2010-08-19 15:58:23.035
[cssd(6264)]CRS-1605:CSSD voting file is online: ORCL:CLUS2; details in /opt/app/11.2.0/grid/log/hpc1/cssd/ocssd.log.
At the end cluster stack will start but only with two vote disks
crsctl check css
CRS-4529: Cluster Synchronization Services is online
[root@hpc1 oracle +ASM1]# crsctl check crs
CRS-4638: Oracle High Availability Services is online
CRS-4537: Cluster Ready Services is online
CRS-4529: Cluster Synchronization Services is online
CRS-4533: Event Manager is online

crsctl query css votedisk
## STATE File Universal Id File Name Disk group
-- ----- ----------------- --------- ---------
1. OFFLINE 393aebdd039e4fdabf242bf461c45136 () []
2. ONLINE 04daf60741d34f9abf22e76fe22913b2 (ORCL:CLUS2) [CLUSTERDG]
3. ONLINE 2f38bb8318d34f1bbf49d28f6e400f60 (ORCL:CLUS3) [CLUSTERDG]
7. The diskgroup containing the vote disk will be in a dismounted state after the restart.
select name,state from v$asm_diskgroup;
STATE NAME
----------- ---------
DISMOUNTED CLUSTERDG
From crsctl stat
HA Resource                                   Target     State
----------- ------ -----
ora.CLUSTERDG.dg ONLINE OFFLINE
ora.DATA.dg ONLINE ONLINE on hpc1
ora.FLASH.dg ONLINE ONLINE on hpc1
8. Reason for the diskgroup not beign mounted is the failed disk.
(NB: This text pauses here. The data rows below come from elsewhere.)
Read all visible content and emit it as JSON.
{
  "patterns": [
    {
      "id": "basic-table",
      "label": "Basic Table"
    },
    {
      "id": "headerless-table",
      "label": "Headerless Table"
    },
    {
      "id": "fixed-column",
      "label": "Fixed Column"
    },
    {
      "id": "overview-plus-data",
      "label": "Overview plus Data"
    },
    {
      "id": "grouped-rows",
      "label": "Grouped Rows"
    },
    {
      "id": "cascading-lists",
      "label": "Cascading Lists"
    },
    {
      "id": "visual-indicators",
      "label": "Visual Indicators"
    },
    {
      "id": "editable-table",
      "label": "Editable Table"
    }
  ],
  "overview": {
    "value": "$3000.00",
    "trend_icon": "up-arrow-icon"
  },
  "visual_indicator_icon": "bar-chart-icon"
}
Following from the ASM alert log
SQL> ALTER DISKGROUP ALL MOUNT /* asm agent */
NOTE: Diskgroup used for Voting files is:
CLUSTERDG
NOTE: cache registered group CLUSTERDG number=1 incarn=0x909ef75f
NOTE: cache began mount (first) of group CLUSTERDG number=1 incarn=0x909ef75f
NOTE: Loaded library: /opt/oracle/extapi/64/asm/orcl/1/libasm.so
NOTE: Assigning number (1,1) to disk (ORCL:CLUS2)
NOTE: Assigning number (1,2) to disk (ORCL:CLUS3)
NOTE: group CLUSTERDG: updated PST location: disk 0001 (PST copy 0)
NOTE: group CLUSTERDG: updated PST location: disk 0002 (PST copy 1)
NOTE: group CLUSTERDG: updated PST location: disk 0001 (PST copy 0)
NOTE: group CLUSTERDG: updated PST location: disk 0002 (PST copy 1)
NOTE: start heartbeating (grp 1)
kfdp_query(CLUSTERDG): 3
kfdp_queryBg(): 3
NOTE: group CLUSTERDG: updated PST location: disk 0001 (PST copy 0)
NOTE: group CLUSTERDG: updated PST location: disk 0002 (PST copy 1)
NOTE: Assigning number (1,0) to disk ()
kfdp_query(CLUSTERDG): 4
kfdp_queryBg(): 4
NOTE: group CLUSTERDG: updated PST location: disk 0001 (PST copy 0)
NOTE: group CLUSTERDG: updated PST location: disk 0002 (PST copy 1)
NOTE: cache dismounting (clean) group 1/0x909EF75F (CLUSTERDG)
NOTE: dbwr not being msg'd to dismount
NOTE: lgwr not being msg'd to dismount
NOTE: cache dismounted group 1/0x909EF75F (CLUSTERDG)
NOTE: cache ending mount (fail) of group CLUSTERDG number=1 incarn=0x909ef75f
kfdp_dismount(): 5
kfdp_dismountBg(): 5
NOTE: De-assigning number (1,0) from disk ()
NOTE: De-assigning number (1,1) from disk (ORCL:CLUS2)
NOTE: De-assigning number (1,2) from disk (ORCL:CLUS3)
ERROR: diskgroup CLUSTERDG was not mounted
NOTE: cache deleting context for group CLUSTERDG 1/-1868630177
WARNING: Disk Group CLUSTERDG containing voting files is not mounted
ORA-15032: not all alterations performed
ORA-15040: diskgroup is incomplete
ORA-15042: ASM disk "0" is missing from group number "1"
ERROR: ALTER DISKGROUP ALL MOUNT /* asm agent */
Since normal redundancy diskgroups can tolarate a failure of one failure group this diskgroup could be mounted with force option.
SQL> alter diskgroup clusterdg mount force;

Diskgroup altered.
9. Once the diskgroup is mounted drop the failed disk, repair and add to the diskgroup and mount the disk group
SQL> alter diskgroup clusterdg drop disk CLUS1;
alter diskgroup clusterdg drop disk CLUS1
*
ERROR at line 1:
ORA-15032: not all alterations performed
ORA-15084: ASM disk "CLUS1" is offline and cannot be dropped.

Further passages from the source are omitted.